Fora esta exceção, argumentar que nunca levou multa antes não é um bom argumento para anular uma multa.

Portanto, não há “perdão” do órgão autuador se você alegar isso.

7º ARGUMENTO: CITAR JURISPRUDÊNCIA

Se você for um cliente meu ou comprou o meu livro digital MODELOS DE DEFESA E RECURSOS DE MULTAS, talvez esteja surpreso por eu ter incluído este argumento, porque em quase todas as defesas e os recursos que eu faço, e os que estão no meu livro, contém jurisprudência.

Mas então porque motivo eu coloquei como um argumento que você não poderia usar na sua defesa ou recurso?

Pelo simples fato de que os julgadores dos órgãos de trânsito possuem pouco ou nenhum conhecimento jurídico para julgar (com algumas exceções é claro), e consequentemente desconhecem ou nem sabe o que significa uma jurisprudência.

E como eu sei disso?

Porque faz mais de 15 anos que eu trabalho com isso e pelos julgamentos que eu vejo quando decidem indeferir uma defesa ou recurso, a única conclusão que eu chego é de que eles não sabem o que estão dizendo, pois, proferem uma “decisão” pronta e padronizada, sem qualquer fundamentação aplicadas ao caso.

Outro motivo, é que os julgadores dos órgãos de trânsito não estão interessados em jurisprudências dos tribunais quando estão julgando uma defesa ou recursos administrativos.

E o motivo, (ou melhor, a desculpa) é o princípio da legalidade.

Porém, para o desespero dos julgadores dos órgãos de trânsito, a Lei 9.784/99 que regula o processo administrativo no âmbito da administração pública federal acabou com esta ideia de que os órgãos de trânsito devem julgar apenas pelo que diz a “lei”.

Vejamos:

Art. 2o A Administração Pública obedecerá, dentre outros, aos princípios da legalidade, finalidade, motivação, razoabilidade, proporcionalidade, moralidade, ampla defesa, contraditório, segurança jurídica, interesse público e eficiência.
Parágrafo único. Nos processos administrativos serão observados, entre outros, os critérios de:
I - atuação conforme a lei e o Direito;

(Parece irônico, mas isso está dito na lei, então não há desculpas para não aplicar já que eles devem seguir o princípio d legalidade).

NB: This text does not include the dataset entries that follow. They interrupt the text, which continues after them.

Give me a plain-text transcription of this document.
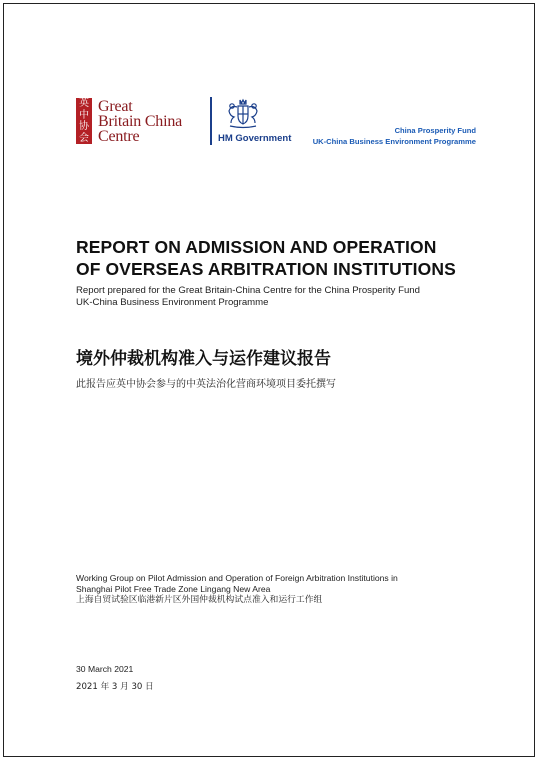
英
中
协
会
Great
Britain China
Centre	HM Government
China Prosperity Fund
UK-China Business Environment Programme
REPORT ON ADMISSION AND OPERATION
OF OVERSEAS ARBITRATION INSTITUTIONS
Report prepared for the Great Britain-China Centre for the China Prosperity Fund
UK-China Business Environment Programme
境外仲裁机构准入与运作建议报告
此报告应英中协会参与的中英法治化营商环境项目委托撰写
Working Group on Pilot Admission and Operation of Foreign Arbitration Institutions in
Shanghai Pilot Free Trade Zone Lingang New Area
上海自贸试验区临港新片区外国仲裁机构试点准入和运行工作组
30 March 2021
2021 年 3 月 30 日
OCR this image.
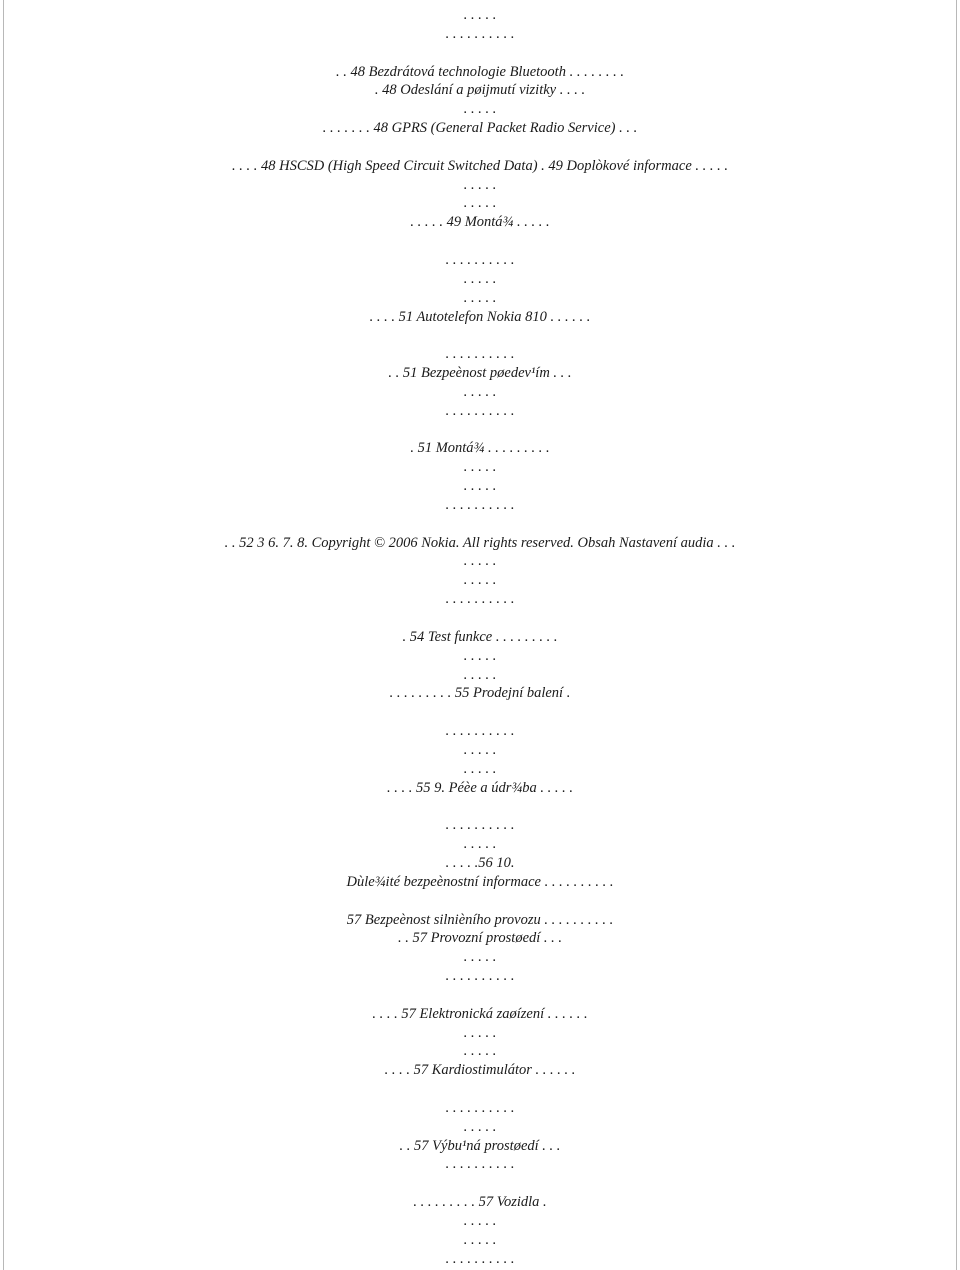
. . . . .
. . . . . . . . . .
. . 48 Bezdrátová technologie Bluetooth . . . . . . . .
. 48 Odeslání a pøijmutí vizitky . . . .
. . . . .
. . . . . . . 48 GPRS (General Packet Radio Service) . . .
. . . . 48 HSCSD (High Speed Circuit Switched Data) . 49 Doplòkové informace . . . . .
. . . . .
. . . . .
. . . . . 49 Montá¾ . . . . .
. . . . . . . . . .
. . . . .
. . . . .
. . . . 51 Autotelefon Nokia 810 . . . . . .
. . . . . . . . . .
. . 51 Bezpeènost pøedev¹ím . . .
. . . . .
. . . . . . . . . .
. 51 Montá¾ . . . . . . . . .
. . . . .
. . . . .
. . . . . . . . . .
. . 52 3 6. 7. 8. Copyright © 2006 Nokia. All rights reserved. Obsah Nastavení audia . . .
. . . . .
. . . . .
. . . . . . . . . .
. 54 Test funkce . . . . . . . . .
. . . . .
. . . . .
. . . . . . . . . 55 Prodejní balení .
. . . . . . . . . .
. . . . .
. . . . .
. . . . 55 9. Péèe a údr¾ba . . . . .
. . . . . . . . . .
. . . . .
. . . . .56 10.
Dùle¾ité bezpeènostní informace . . . . . . . . . .
57 Bezpeènost silnièního provozu . . . . . . . . . .
. . 57 Provozní prostøedí . . .
. . . . .
. . . . . . . . . .
. . . . 57 Elektronická zaøízení . . . . . .
. . . . .
. . . . .
. . . . 57 Kardiostimulátor . . . . . .
. . . . . . . . . .
. . . . .
. . 57 Výbu¹ná prostøedí . . .
. . . . . . . . . .
. . . . . . . . . 57 Vozidla .
. . . . .
. . . . .
. . . . . . . . . .
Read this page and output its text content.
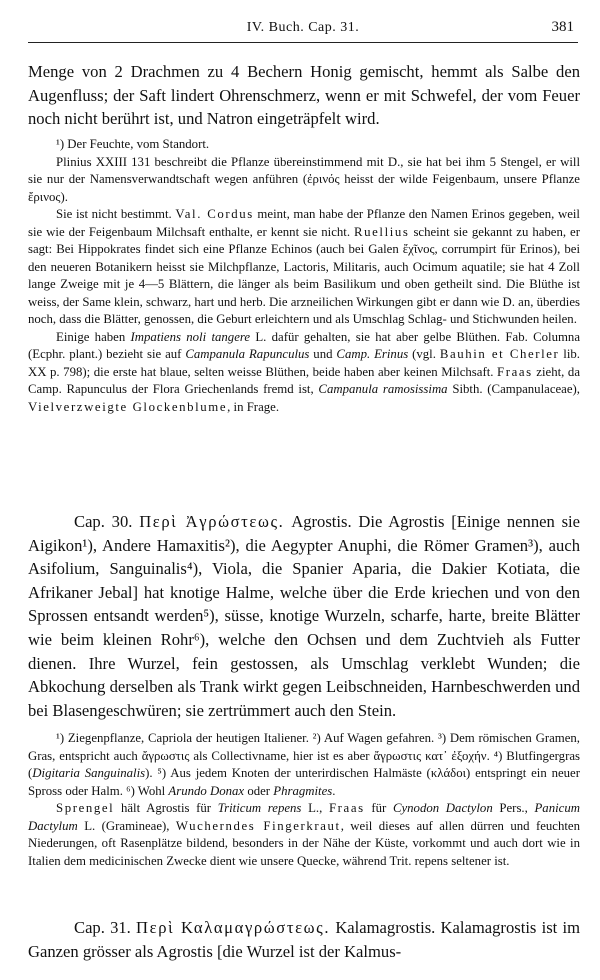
IV. Buch. Cap. 31.	381

Menge von 2 Drachmen zu 4 Bechern Honig gemischt, hemmt als Salbe den Augenfluss; der Saft lindert Ohrenschmerz, wenn er mit Schwefel, der vom Feuer noch nicht berührt ist, und Natron eingeträpfelt wird.

¹) Der Feuchte, vom Standort.

Plinius XXIII 131 beschreibt die Pflanze übereinstimmend mit D., sie hat bei ihm 5 Stengel, er will sie nur der Namensverwandtschaft wegen anführen (ἐρινός heisst der wilde Feigenbaum, unsere Pflanze ἔρινος).

Sie ist nicht bestimmt. Val. Cordus meint, man habe der Pflanze den Namen Erinos gegeben, weil sie wie der Feigenbaum Milchsaft enthalte, er kennt sie nicht. Ruellius scheint sie gekannt zu haben, er sagt: Bei Hippokrates findet sich eine Pflanze Echinos (auch bei Galen ἔχῖνος, corrumpirt für Erinos), bei den neueren Botanikern heisst sie Milchpflanze, Lactoris, Militaris, auch Ocimum aquatile; sie hat 4 Zoll lange Zweige mit je 4—5 Blättern, die länger als beim Basilikum und oben getheilt sind. Die Blüthe ist weiss, der Same klein, schwarz, hart und herb. Die arzneilichen Wirkungen gibt er dann wie D. an, überdies noch, dass die Blätter, genossen, die Geburt erleichtern und als Umschlag Schlag- und Stichwunden heilen.

Einige haben Impatiens noli tangere L. dafür gehalten, sie hat aber gelbe Blüthen. Fab. Columna (Ecphr. plant.) bezieht sie auf Campanula Rapunculus und Camp. Erinus (vgl. Bauhin et Cherler lib. XX p. 798); die erste hat blaue, selten weisse Blüthen, beide haben aber keinen Milchsaft. Fraas zieht, da Camp. Rapunculus der Flora Griechenlands fremd ist, Campanula ramosissima Sibth. (Campanulaceae), Vielverzweigte Glockenblume, in Frage.

Cap. 30. Περὶ Ἀγρώστεως. Agrostis. Die Agrostis [Einige nennen sie Aigikon¹), Andere Hamaxitis²), die Aegypter Anuphi, die Römer Gramen³), auch Asifolium, Sanguinalis⁴), Viola, die Spanier Aparia, die Dakier Kotiata, die Afrikaner Jebal] hat knotige Halme, welche über die Erde kriechen und von den Sprossen entsandt werden⁵), süsse, knotige Wurzeln, scharfe, harte, breite Blätter wie beim kleinen Rohr⁶), welche den Ochsen und dem Zuchtvieh als Futter dienen. Ihre Wurzel, fein gestossen, als Umschlag verklebt Wunden; die Abkochung derselben als Trank wirkt gegen Leibschneiden, Harnbeschwerden und bei Blasengeschwüren; sie zertrümmert auch den Stein.

¹) Ziegenpflanze, Capriola der heutigen Italiener. ²) Auf Wagen gefahren. ³) Dem römischen Gramen, Gras, entspricht auch ἄγρωστις als Collectivname, hier ist es aber ἄγρωστις κατ᾽ ἐξοχήν. ⁴) Blutfingergras (Digitaria Sanguinalis). ⁵) Aus jedem Knoten der unterirdischen Halmäste (κλάδοι) entspringt ein neuer Spross oder Halm. ⁶) Wohl Arundo Donax oder Phragmites.

Sprengel hält Agrostis für Triticum repens L., Fraas für Cynodon Dactylon Pers., Panicum Dactylum L. (Gramineae), Wucherndes Fingerkraut, weil dieses auf allen dürren und feuchten Niederungen, oft Rasenplätze bildend, besonders in der Nähe der Küste, vorkommt und auch dort wie in Italien dem medicinischen Zwecke dient wie unsere Quecke, während Trit. repens seltener ist.

Cap. 31. Περὶ Καλαμαγρώστεως. Kalamagrostis. Kalamagrostis ist im Ganzen grösser als Agrostis [die Wurzel ist der Kalmus-
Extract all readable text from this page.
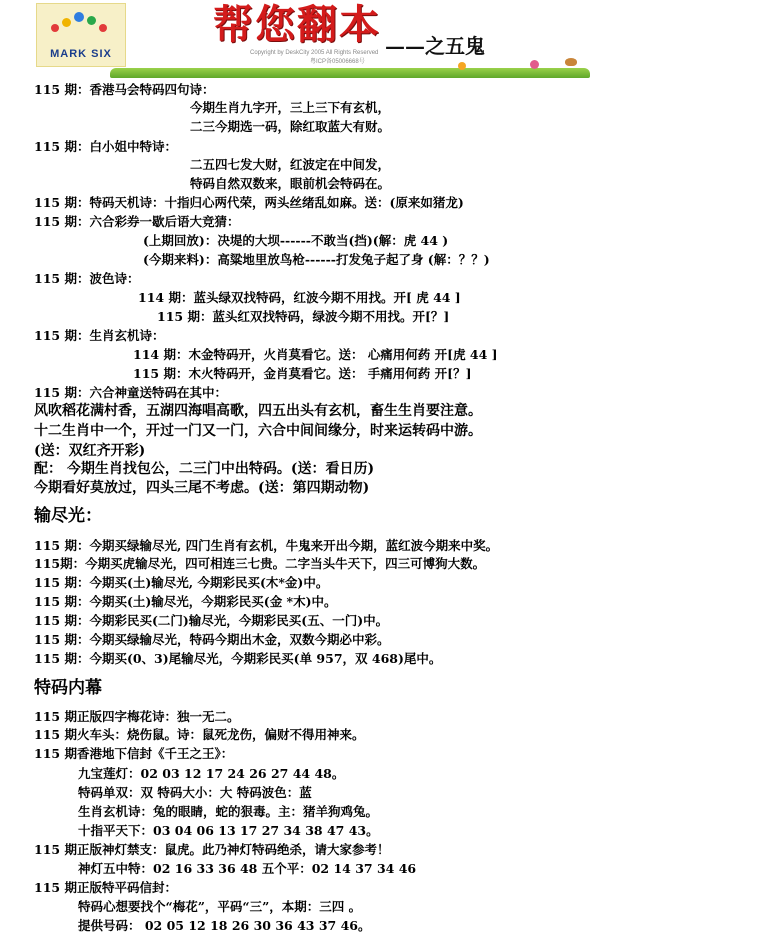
MARK SIX
帮您翻本 ——之五鬼
Copyright by DeskCity 2005 All Rights Reserved
粤ICP备05006668号
115 期：香港马会特码四句诗：
今期生肖九字开，三上三下有玄机，
二三今期选一码，除红取蓝大有财。
115 期：白小姐中特诗：
二五四七发大财，红波定在中间发，
特码自然双数来，眼前机会特码在。
115 期：特码天机诗：十指归心两代荣，两头丝绪乱如麻。送：(原来如猪龙)
115 期：六合彩券一歇后语大竞猜：
(上期回放)：决堤的大坝------不敢当(挡)(解：虎 44 )
(今期来料)：高粱地里放鸟枪------打发兔子起了身 (解：？？)
115 期：波色诗：
114 期：蓝头绿双找特码，红波今期不用找。开[ 虎 44 ]
115 期：蓝头红双找特码，绿波今期不用找。开[？]
115 期：生肖玄机诗：
114 期：木金特码开，火肖莫看它。送： 心痛用何药 开[虎 44 ]
115 期：木火特码开，金肖莫看它。送： 手痛用何药 开[？]
115 期：六合神童送特码在其中：
风吹稻花满村香，五湖四海唱高歌，四五出头有玄机，畜生生肖要注意。
十二生肖中一个，开过一门又一门，六合中间间缘分，时来运转码中游。
(送：双红齐开彩)
配： 今期生肖找包公，二三门中出特码。(送：看日历)
今期看好莫放过，四头三尾不考虑。(送：第四期动物)
115 期：今期买绿输尽光, 四门生肖有玄机，牛鬼来开出今期，蓝红波今期来中奖。
115期：今期买虎输尽光，四可相连三七贵。二字当头牛天下，四三可博狗大数。
115 期：今期买(土)输尽光, 今期彩民买(木*金)中。
115 期：今期买(土)输尽光，今期彩民买(金 *木)中。
115 期：今期彩民买(二门)输尽光，今期彩民买(五、一门)中。
115 期：今期买绿输尽光，特码今期出木金，双数今期必中彩。
115 期：今期买(0、3)尾输尽光，今期彩民买(单 957，双 468)尾中。
115 期正版四字梅花诗：独一无二。
115 期火车头：烧伤鼠。诗：鼠死龙伤，偏财不得用神来。
115 期香港地下信封《千王之王》：
九宝莲灯：02 03 12 17 24 26 27 44 48。
特码单双：双 特码大小：大 特码波色：蓝
生肖玄机诗：兔的眼睛，蛇的狠毒。主：猪羊狗鸡兔。
十指平天下：03 04 06 13 17 27 34 38 47 43。
115 期正版神灯禁支：鼠虎。此乃神灯特码绝杀，请大家参考！
神灯五中特：02 16 33 36 48 五个平：02 14 37 34 46
115 期正版特平码信封：
特码心想要找个“梅花”，平码“三”，本期：三四 。
提供号码： 02 05 12 18 26 30 36 43 37 46。
输尽光：
特码内幕
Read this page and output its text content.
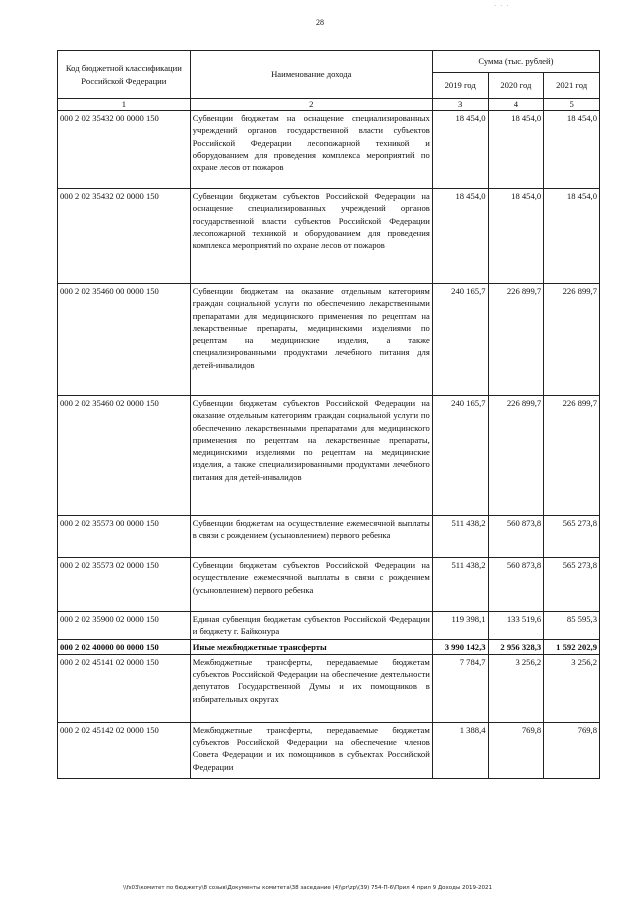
· · ·
28
Код бюджетной классификации Российской Федерации	Наименование дохода	Сумма (тыс. рублей)		
		2019 год	2020 год	2021 год
1	2	3	4	5
000 2 02 35432 00 0000 150	Субвенции бюджетам на оснащение специализированных учреждений органов государственной власти субъектов Российской Федерации лесопожарной техникой и оборудованием для проведения комплекса мероприятий по охране лесов от пожаров	18 454,0	18 454,0	18 454,0
000 2 02 35432 02 0000 150	Субвенции бюджетам субъектов Российской Федерации на оснащение специализированных учреждений органов государственной власти субъектов Российской Федерации лесопожарной техникой и оборудованием для проведения комплекса мероприятий по охране лесов от пожаров	18 454,0	18 454,0	18 454,0
000 2 02 35460 00 0000 150	Субвенции бюджетам на оказание отдельным категориям граждан социальной услуги по обеспечению лекарственными препаратами для медицинского применения по рецептам на лекарственные препараты, медицинскими изделиями по рецептам на медицинские изделия, а также специализированными продуктами лечебного питания для детей-инвалидов	240 165,7	226 899,7	226 899,7
000 2 02 35460 02 0000 150	Субвенции бюджетам субъектов Российской Федерации на оказание отдельным категориям граждан социальной услуги по обеспечению лекарственными препаратами для медицинского применения по рецептам на лекарственные препараты, медицинскими изделиями по рецептам на медицинские изделия, а также специализированными продуктами лечебного питания для детей-инвалидов	240 165,7	226 899,7	226 899,7
000 2 02 35573 00 0000 150	Субвенции бюджетам на осуществление ежемесячной выплаты в связи с рождением (усыновлением) первого ребенка	511 438,2	560 873,8	565 273,8
000 2 02 35573 02 0000 150	Субвенции бюджетам субъектов Российской Федерации на осуществление ежемесячной выплаты в связи с рождением (усыновлением) первого ребенка	511 438,2	560 873,8	565 273,8
000 2 02 35900 02 0000 150	Единая субвенция бюджетам субъектов Российской Федерации и бюджету г. Байконура	119 398,1	133 519,6	85 595,3
000 2 02 40000 00 0000 150	Иные межбюджетные трансферты	3 990 142,3	2 956 328,3	1 592 202,9
000 2 02 45141 02 0000 150	Межбюджетные трансферты, передаваемые бюджетам субъектов Российской Федерации на обеспечение деятельности депутатов Государственной Думы и их помощников в избирательных округах	7 784,7	3 256,2	3 256,2
000 2 02 45142 02 0000 150	Межбюджетные трансферты, передаваемые бюджетам субъектов Российской Федерации на обеспечение членов Совета Федерации и их помощников в субъектах Российской Федерации	1 388,4	769,8	769,8
\\fs03\комитет по бюджету\8 созыв\Документы комитета\38 заседание (4)\pr\zp\(39) 754-П-6\Прил 4 прил 9 Доходы 2019-2021
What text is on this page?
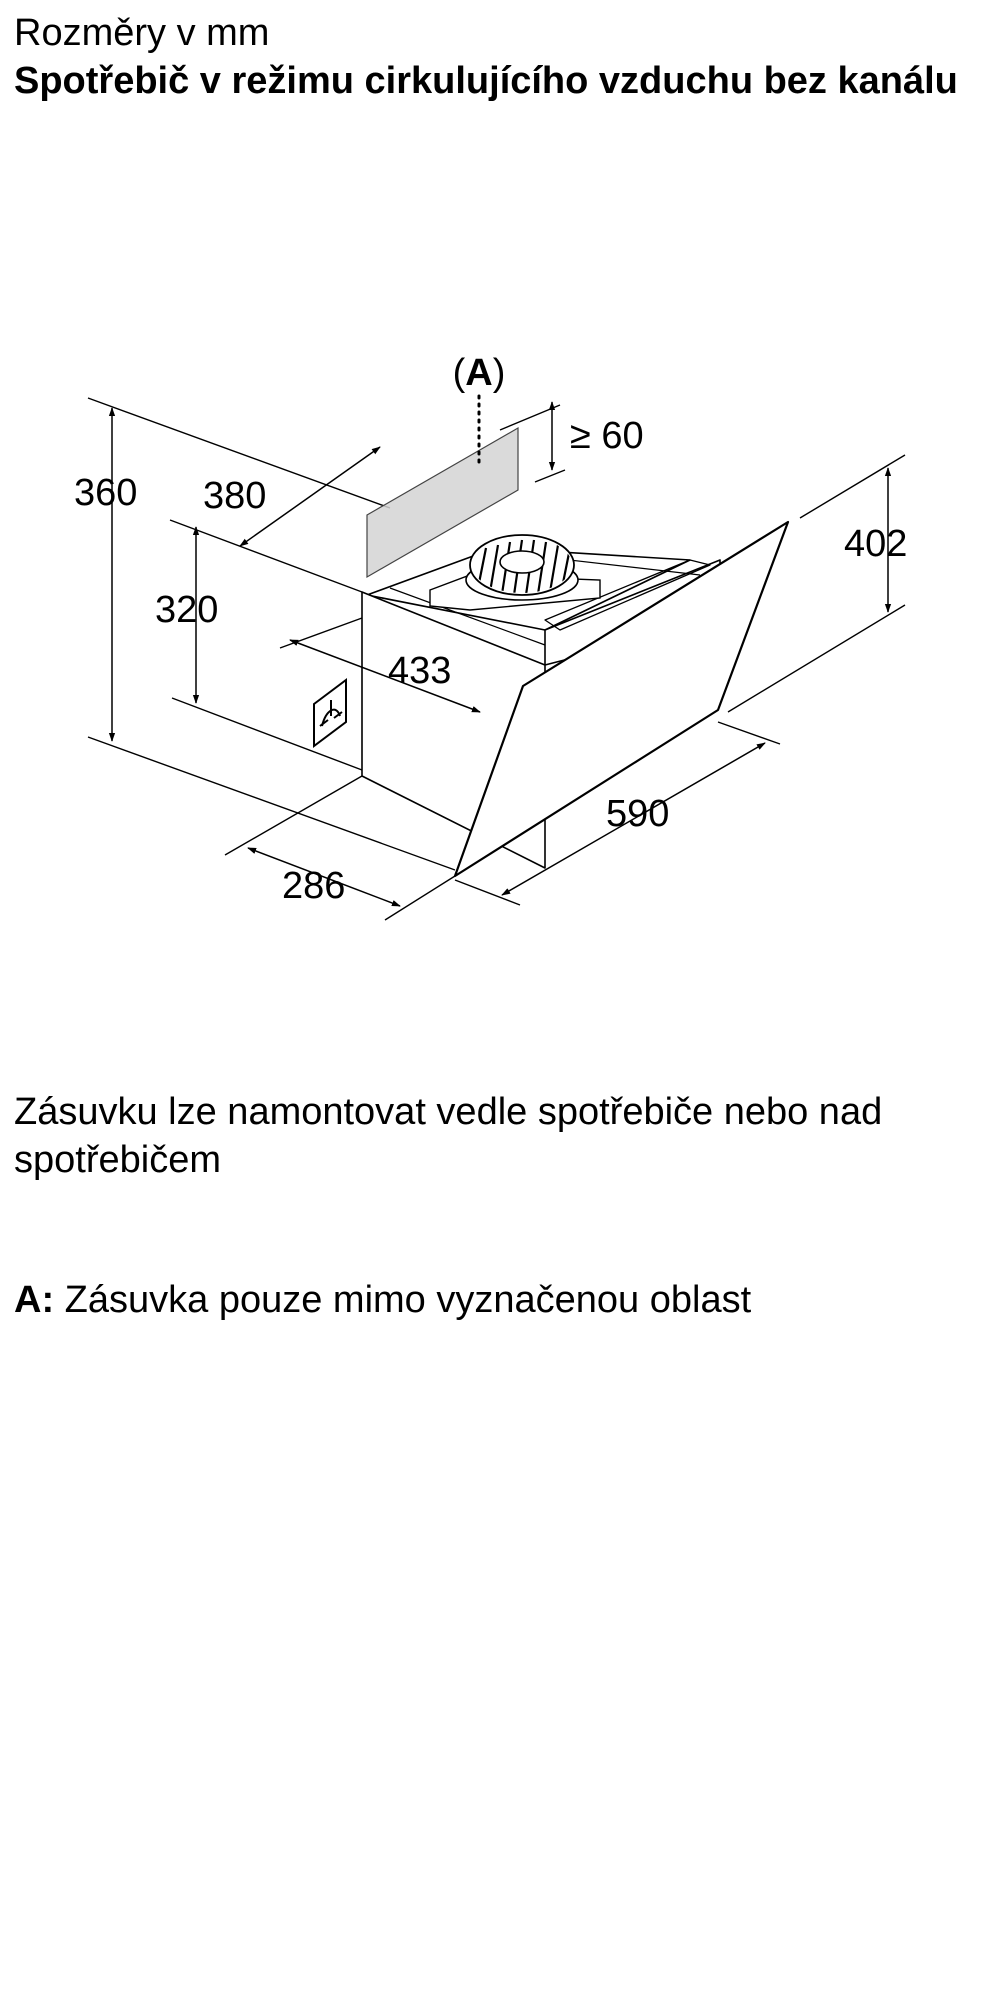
Rozměry v mm
Spotřebič v režimu cirkulujícího vzduchu bez kanálu
(A)
≥ 60
360 380
320
433
402
590
286

Zásuvku lze namontovat vedle spotřebiče nebo nad spotřebičem

A: Zásuvka pouze mimo vyznačenou oblast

Veja que a lei federal diz que serão observados nos processos administrativos, os critérios de autuação conforme a lei e o DIREITO!

Mas o que é o direito?

O Direito além de ser um conjunto de leis, também, é de princípios, costumes e JURISPRUDÊNCIA!

Portanto, os julgadores dos órgãos de trânsito também devem considerar as decisões dos tribunais, porque agora é lei (não só agora, mas desde quase sempre porque a lei 9.784 é de 1999 e o CTB é de 1998)!

Claro que já vi decisões administrativas que citaram jurisprudência para fundamentar a sua decisão, então não são todos os julgadores que não possuem conhecimentos jurídicos para julgar, mas no geral, não é assim infelizmente.

E por este motivo que eu disse que estes argumentos não são absolutos, mas relativos, tanto é que este em especial eu mesmo uso na defesa e nos recursos.
Entretanto, o que eu quero deixar claro, que não é que não se deva usar jurisprudência nas defesas e recursos de multas, o que eu quero dizer é que quem JULGA não levara em consideração.

Por isso, citar jurisprudência como um argumento, não terá muita eficácia no processo administrativo.

8º ARGUMENTO: NÃO SER ABORDADO PELO AGENTE OU POLICIAL

A ideia de que a multa deve ser anulada porque não houve a abordagem em flagrante do policial ou agente de trânsito, é equivocada na maioria dos casos.

Vejamos o que diz o CTB:

Art. 280
§ 3º Não sendo possível a autuação em flagrante, o agente de trânsito relatará o fato à autoridade no próprio auto de infração, informando os dados a respeito do veículo, além dos constantes nos incisos I, II e III, para o procedimento previsto no artigo seguinte.

Infelizmente a autuação em flagrante não é obrigatória, mas em contrapartida, abre uma “brecha” para que os policiais ou agentes de trânsito autuem os motoristas como e quando quiserem.

O problema da não abordagem do veículo, é que o policial ou agente, pode ter-se equivocado ao anotar a placa do veículo, o que é muito comum de ocorrer.
Já tive casos em que os meus clientes comprovaram que estavam com o seu veículo em um estacionamento na hora da autuação, e em outros casos o veículo estava em uma oficina.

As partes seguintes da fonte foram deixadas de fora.